Longshanks -
The Return Of Longshanks

(CD 2010, 48.38, Private Release)

The tracks:
  1- In The Web Of Life(4:28)
  2- In Dreams(6:47)
  3- The Wandering Merchant(1:57)
  4- Leave Me Alone(5:46)
  5- In The Desert(7:56)
  6- The Bath Song(2:27)
  7- All My Days(2:47)
  8- I Love The Road(5:08)
  9- The Travelling Song, part 3(3:28)
10- I Have A Dream (2008 version)(5:55)
11- The Wandering Merchant (streetorgan version) (1:54)

Longshanks Website        samples       

Longshanks is a Dutch studio band with a long history. If you want to read more about the history then André Kramer, main composer and multi-instrumentalist, will tell the story in five parts on their website. This is Longshanks’ first recording. Their process of writing and recording is explained in the booklet as well, but here’s a brief overview. André comes up with a musical concept and the lyrics of the song, records the instrumental parts and hands it over to lead vocalist Alex van der Graaf. He subsequently reads the lyrics and creates a concept for translating them into a vocal performance. Then he records the vocals often assisted by his wife and second singer Bregje Kaasjager. He sends the definite vocal tracks back to André, who does the final mix and takes care of all kinds of other stuff like the artwork and the info for the website.

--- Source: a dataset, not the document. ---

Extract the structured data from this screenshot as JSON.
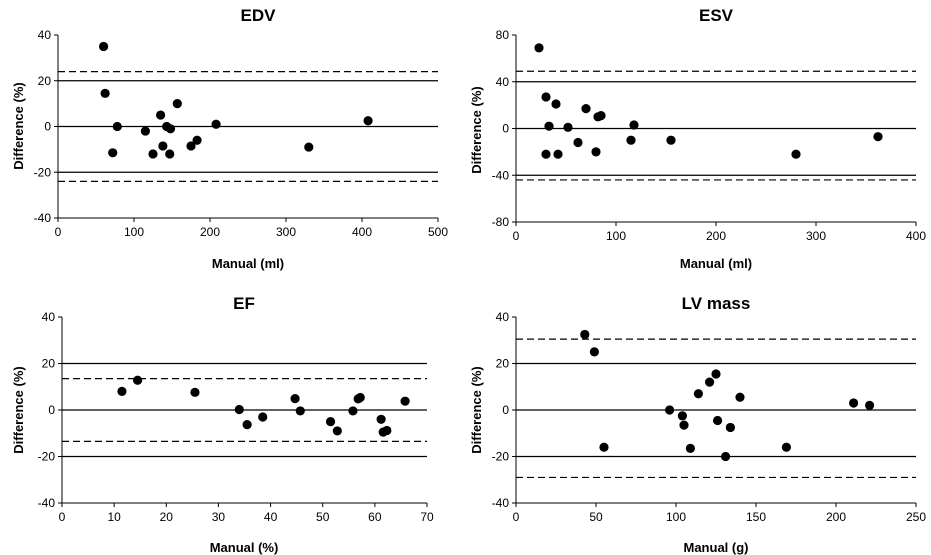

Let’s return to the music. Longshanks are certainly influenced by the old classical symphonic rock bands like Genesis and Yes. On the other hand Tolkien was an inspiration for the stories. First track The Way Of Life is a good example of the musical skills of Longshanks. We hear some heavy guitar riffs accompanied by melodic voices, plucking guitars and organ sounds during four minutes. In the middle-section you can enjoy an electric Nick Barrett-like guitar solo with typical Uriah Heep- vocals. The theme of this first song is the main theme of the entire CD: making journeys and returning home. The next song In Dreams begins with a ticking clock and synth waves. You can hear slow and sluggish spoken words with a flute interlude somewhere in the middle of the song. The surprising acoustic Spanish guitar and the classical symphony orchestra lift this song to a much higher level. In the second and third chorus, you can hear the soprano voice of Alex’s sister Anita van der Graaf. The lyrics of the first verse were inspired by a quote from The Fellowship Of The Ring by Tolkien.

The Wandering Merchant is a funny tune with soundscapes of somebody whistling and a horse carriage. It tells the story of a traveller who tries to get away from a pushy salesman who wants him to admire the city he’s come to visit. This is a lovely dance tune with a fine guitar solo in the vein of Red Jasper. In The Desert tells the story of a merchant leaving the crowded city and wandering on horseback through a desert. He finds out that nature isn’t quite as peaceful as he had hoped. The musical ideas with compelling vocals and long guitar pieces fit perfectly with the lyrics. The Bath Song is a short and happy song with a melody inspired by The Dubliners and lyrics sung by Tolkien's Pippin. This song was recorded live at The Prancing Pony in Bree, Belgium. All My Days is just a simple ballad for piano and voice which is certainly not one of my favourites. The heavy guitar riffs and vocal duets in I Love The Road reminded me of Asgard, the medieval proggers from Italy. A flamenco guitar is the main instrument in The Travelling Song, part 3. In I Have A Dream the legendary spoken words of Marten Luther King are put in front of Beethoven's fifth symphony. It’s a pity that this time the vocals don’t fit with this legendary speech, but the music is ok having enough tension and tempo. The final song has a very original musical idea: a street organ version of The Wandering Merchant.

It took a long time before Longshanks released their first album. In general, the songs are rather strong with enough variation and musical ideas, but they’re not superb. However, this band has a lot of potential and I guess they will soon release a second and even better album than this one.